Another Gun Expert Also Gets It Wrong.

Mike Weisser
4 min readDec 4, 2021

On Thursday I posted a column about an article on gun sales in Business Insider which used the wrong data from the FBI-NICS background check system and thus wrote a piece about the large number of guns sold on Black Friday which was completely and totally wrong.

So, today we get another article about gun sales in another news website, 24/7 Wall Street, which says that gun sales declined sharply in November, 2021 compared to November, 2020. In other words, instead of gun sales going up, gun sales have gone down.

Except there’s only one little problem because the author of this latter piece, Douglas McIntyre, uses the same FBI-NICS background check data used by the writer for Business Insider, and by using FBI-NICS data which doesn’t say what he thinks it says, he also gets it all wrong.

The FBI-NICS group down in West Virginia publishes data on all the calls the group receives. And they refer to all these calls as ‘background checks.’ Except less than half the background checks that the FBI-NICS agents handle each month are for the transfer or sale of guns. In fact, calls come in to the call center for 24 different reasons, of which only 4 of those reasons happen to be calls where dealers are checking whether they can sell someone a gun.

Want to take a gun back from a pawn shop because it didn’t sell? The pawn shop can’t release that gun to you until they get clearance from FBI-NICS. Want to rent a gun to shoot at a public shooting range? Some states require that the rental can’t occur until a background check is done. You can find all 24 categories in the monthly report issued by FBI-NICS right here: NICS Firearm Checks: Month/Year by State/Type — FBI.

But Doug McIntyre didn’t use that report to write a story about how gun sales are way down. He used the report which gives monthly calls on a state-by-state basis but doesn’t break out the calls by why the background checks are being made: NICS Firearm Checks: Month/Year by State — FBI.

So, for example, he tells us that Kentucky registered 372,237 calls in November, which was 17% of all calls received, but the state has only 1.3% of the country’s total population.
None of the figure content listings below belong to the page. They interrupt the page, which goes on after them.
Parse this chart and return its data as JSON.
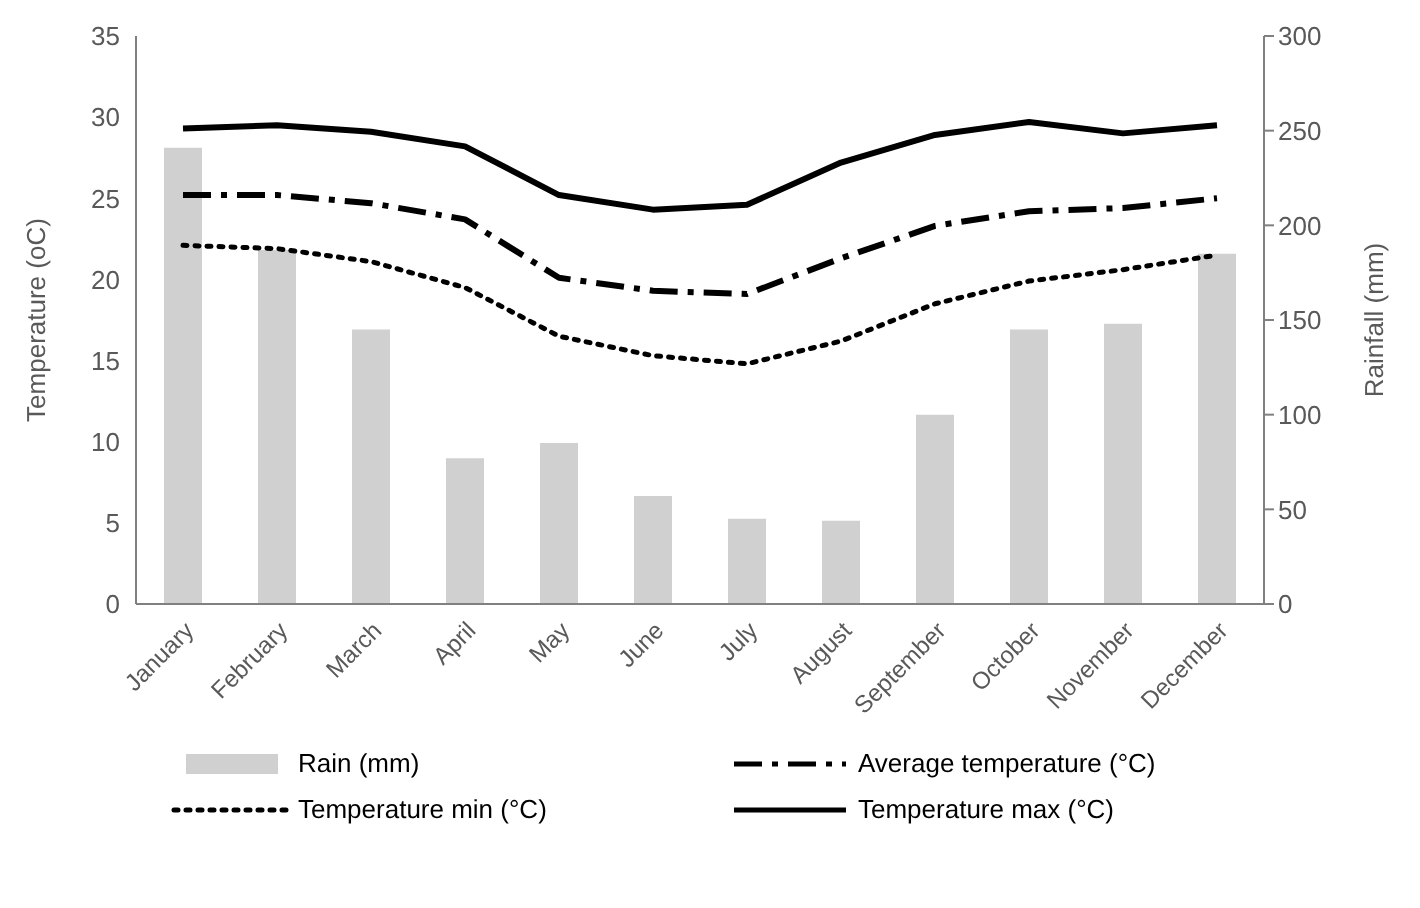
{
  "chart_data": {
    "type": "line",
    "categories": [
      "January",
      "February",
      "March",
      "April",
      "May",
      "June",
      "July",
      "August",
      "September",
      "October",
      "November",
      "December"
    ],
    "series": [
      {
        "name": "Rain (mm)",
        "type": "bar",
        "axis": "y2",
        "color": "#d0d0d0",
        "values": [
          241,
          187,
          145,
          77,
          85,
          57,
          45,
          44,
          100,
          145,
          148,
          185
        ]
      },
      {
        "name": "Average temperature (°C)",
        "color": "#000000",
        "line_style": "dashed",
        "values": [
          25.2,
          25.2,
          24.7,
          23.7,
          20.1,
          19.3,
          19.1,
          21.3,
          23.3,
          24.2,
          24.4,
          25.0
        ]
      },
      {
        "name": "Temperature min (°C)",
        "color": "#000000",
        "line_style": "dotted",
        "values": [
          22.1,
          21.9,
          21.1,
          19.5,
          16.5,
          15.3,
          14.8,
          16.2,
          18.5,
          19.9,
          20.6,
          21.5
        ]
      },
      {
        "name": "Temperature max (°C)",
        "color": "#000000",
        "line_style": "solid",
        "values": [
          29.3,
          29.5,
          29.1,
          28.2,
          25.2,
          24.3,
          24.6,
          27.2,
          28.9,
          29.7,
          29.0,
          29.5
        ]
      }
    ],
    "ylabel": "Temperature (oC)",
    "y2label": "Rainfall (mm)",
    "ylim": [
      0,
      35
    ],
    "yticks": [
      0,
      5,
      10,
      15,
      20,
      25,
      30,
      35
    ],
    "y2lim": [
      0,
      300
    ],
    "y2ticks": [
      0,
      50,
      100,
      150,
      200,
      250,
      300
    ],
    "grid": false,
    "legend": "bottom",
    "marker": "none"
  }
}
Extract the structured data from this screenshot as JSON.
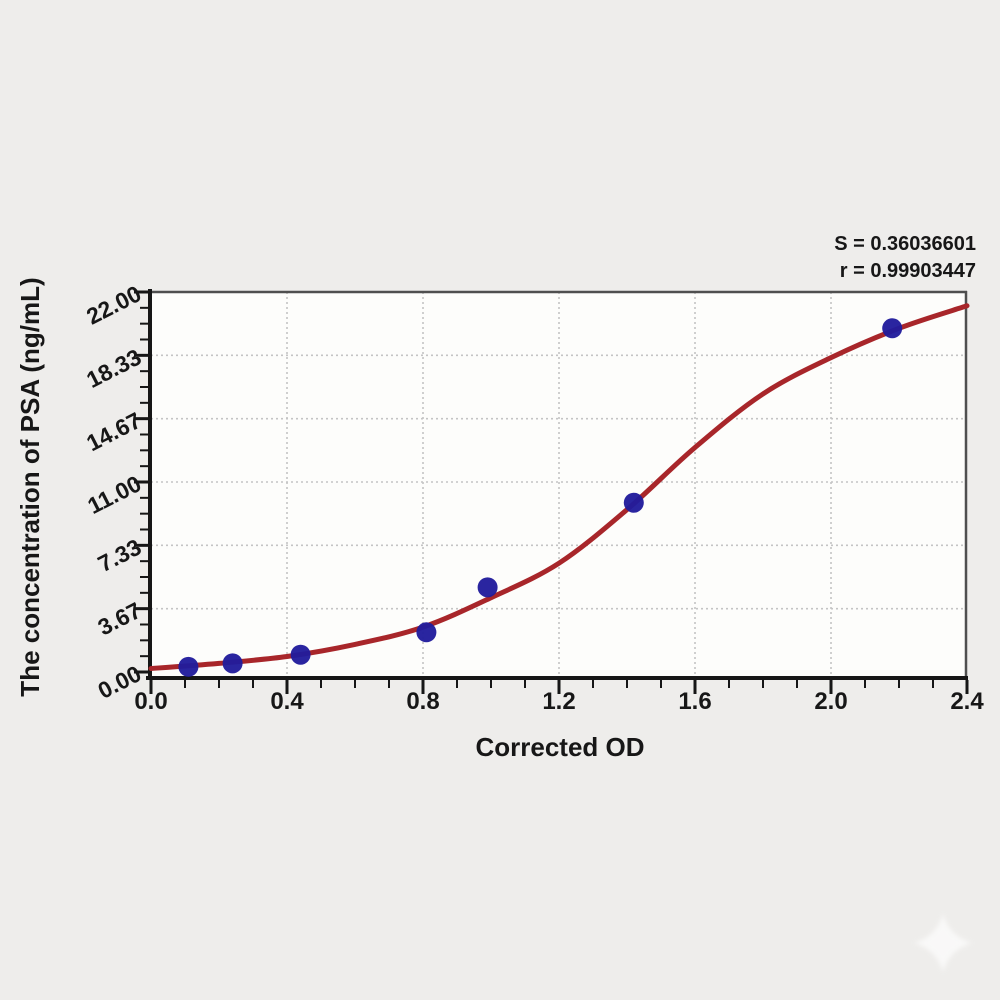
{
  "page": {
    "background_color": "#eeedeb",
    "watermark_icon": "sparkle"
  },
  "chart_data": {
    "type": "scatter",
    "title": "",
    "xlabel": "Corrected OD",
    "ylabel": "The concentration of PSA (ng/mL)",
    "xlim": [
      0,
      2.4
    ],
    "ylim": [
      0,
      22
    ],
    "x_tick_labels": [
      "0.0",
      "0.4",
      "0.8",
      "1.2",
      "1.6",
      "2.0",
      "2.4"
    ],
    "x_tick_values": [
      0,
      0.4,
      0.8,
      1.2,
      1.6,
      2.0,
      2.4
    ],
    "x_minor_step": 0.1,
    "y_tick_labels": [
      "0.00",
      "3.67",
      "7.33",
      "11.00",
      "14.67",
      "18.33",
      "22.00"
    ],
    "y_tick_values": [
      0,
      3.667,
      7.333,
      11,
      14.667,
      18.333,
      22
    ],
    "y_minor_divisions_per_major": 4,
    "grid": "dotted gridlines at major ticks",
    "legend": null,
    "annotations": {
      "s_label": "S = 0.36036601",
      "r_label": "r = 0.99903447"
    },
    "points": [
      {
        "x": 0.11,
        "y": 0.3
      },
      {
        "x": 0.24,
        "y": 0.5
      },
      {
        "x": 0.44,
        "y": 1.0
      },
      {
        "x": 0.81,
        "y": 2.3
      },
      {
        "x": 0.99,
        "y": 4.9
      },
      {
        "x": 1.42,
        "y": 9.8
      },
      {
        "x": 2.18,
        "y": 19.9
      }
    ],
    "fit_curve": {
      "x": [
        0.0,
        0.2,
        0.4,
        0.6,
        0.8,
        1.0,
        1.2,
        1.4,
        1.6,
        1.8,
        2.0,
        2.2,
        2.4
      ],
      "y": [
        0.2,
        0.5,
        0.9,
        1.6,
        2.6,
        4.3,
        6.3,
        9.4,
        13.0,
        16.1,
        18.2,
        19.9,
        21.2
      ]
    },
    "colors": {
      "curve": "#a8262a",
      "points": "#211c9c",
      "grid": "#c4c4c4",
      "axis": "#161616",
      "frame": "#4f4f4f",
      "plot_background": "#fdfdfb"
    }
  }
}
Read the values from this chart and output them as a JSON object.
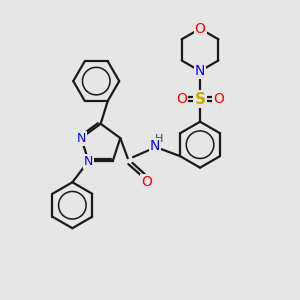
{
  "bg_color": "#e6e6e6",
  "atom_colors": {
    "C": "#000000",
    "N": "#0000ff",
    "O": "#ff0000",
    "S": "#ccaa00",
    "H": "#555555"
  },
  "bond_color": "#1a1a1a",
  "bond_width": 1.6
}
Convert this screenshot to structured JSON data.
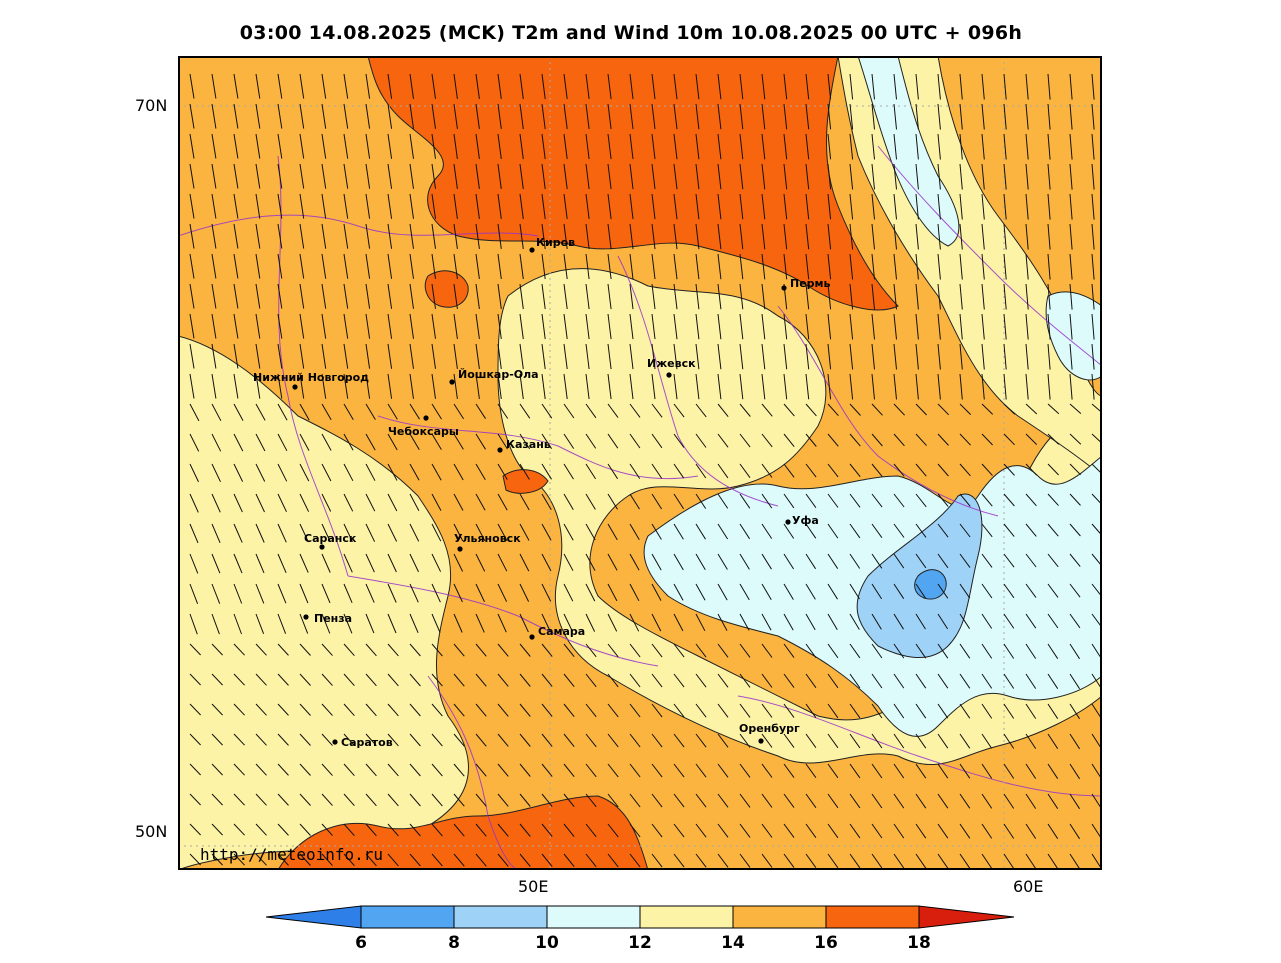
{
  "title": "03:00 14.08.2025 (MCK) T2m and Wind 10m 10.08.2025 00 UTC + 096h",
  "axes": {
    "lat_labels": [
      "70N",
      "50N"
    ],
    "lon_labels": [
      "50E",
      "60E"
    ]
  },
  "watermark": "http://meteoinfo.ru",
  "cities": [
    {
      "name": "Киров"
    },
    {
      "name": "Пермь"
    },
    {
      "name": "Нижний Новгород"
    },
    {
      "name": "Йошкар-Ола"
    },
    {
      "name": "Ижевск"
    },
    {
      "name": "Чебоксары"
    },
    {
      "name": "Казань"
    },
    {
      "name": "Уфа"
    },
    {
      "name": "Саранск"
    },
    {
      "name": "Ульяновск"
    },
    {
      "name": "Пенза"
    },
    {
      "name": "Самара"
    },
    {
      "name": "Оренбург"
    },
    {
      "name": "Саратов"
    }
  ],
  "colorbar": {
    "ticks": [
      "6",
      "8",
      "10",
      "12",
      "14",
      "16",
      "18"
    ],
    "colors": [
      "#2f7fe8",
      "#52a5f0",
      "#9fd2f7",
      "#ddfbfb",
      "#fdf3a6",
      "#fbb440",
      "#f7650e",
      "#d81e0c"
    ]
  }
}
Man — they must really love their guns in Kentucky, right?

In fact, of those 372,237 calls that came in from Kentucky to the FBI-NICS call center in November, 340,000 were for rechecks of gun licenses so that the cops in Kentucky could make sure that someone who holds a gun license hasn’t committed a disqualifying crime since his license was previously approved. The number of background checks for November gun purchases in Kentucky was 29,060.

I own a gun store in Massachusetts but haven’t done any retail sales in the last couple of years. According to McIntyre, residents in Massachusetts bought 240,538 guns in November and if this were true, I would be crazy not to immediately re-open my shop. In fact (here we go again using that nasty word ‘fact’) the total number of background checks for November gun sales in Massachusetts was 10,851. Thank you very much Doug, but I’ll keep my gun shop closed.

McIntyre also has figured out how many guns were bought in each state this year which gives him the content for another article and gives 24/7 Wall Street more space to run ads.

I can’t wait to see the stories about the Michigan school shooting that will no doubt appear in media sites like 24/7 Wall Street or Business Insider. If those stories are as mis-informed as the stories about how many guns got sold on Black Friday, we won’t have the faintest idea about what happened at the high school in Oxford, or why it happened, or anything else.

As far as I’m concerned, what all this mis-reportage represents is the simple fact that gun violence, even in its most extreme form like shootings of multiple students in schools, has become just another, occasional item of news, without any real concern or sense that something is fundamentally wrong.

So far this year, about 435,000 Americans have died from Covid-19, which means we will probably top out at around 500,000 Covid-related deaths in 2021. So, the Pandemic has added about 15% to our annual death toll. That’s a big deal.

As for the shooting in Michigan, this event has only increased the overall mortality/morbidity gun-violence number by .0001%. No biggie, right? No biggie at all.

No wonder the experts who explain gun violence to the rest of us get it wrong.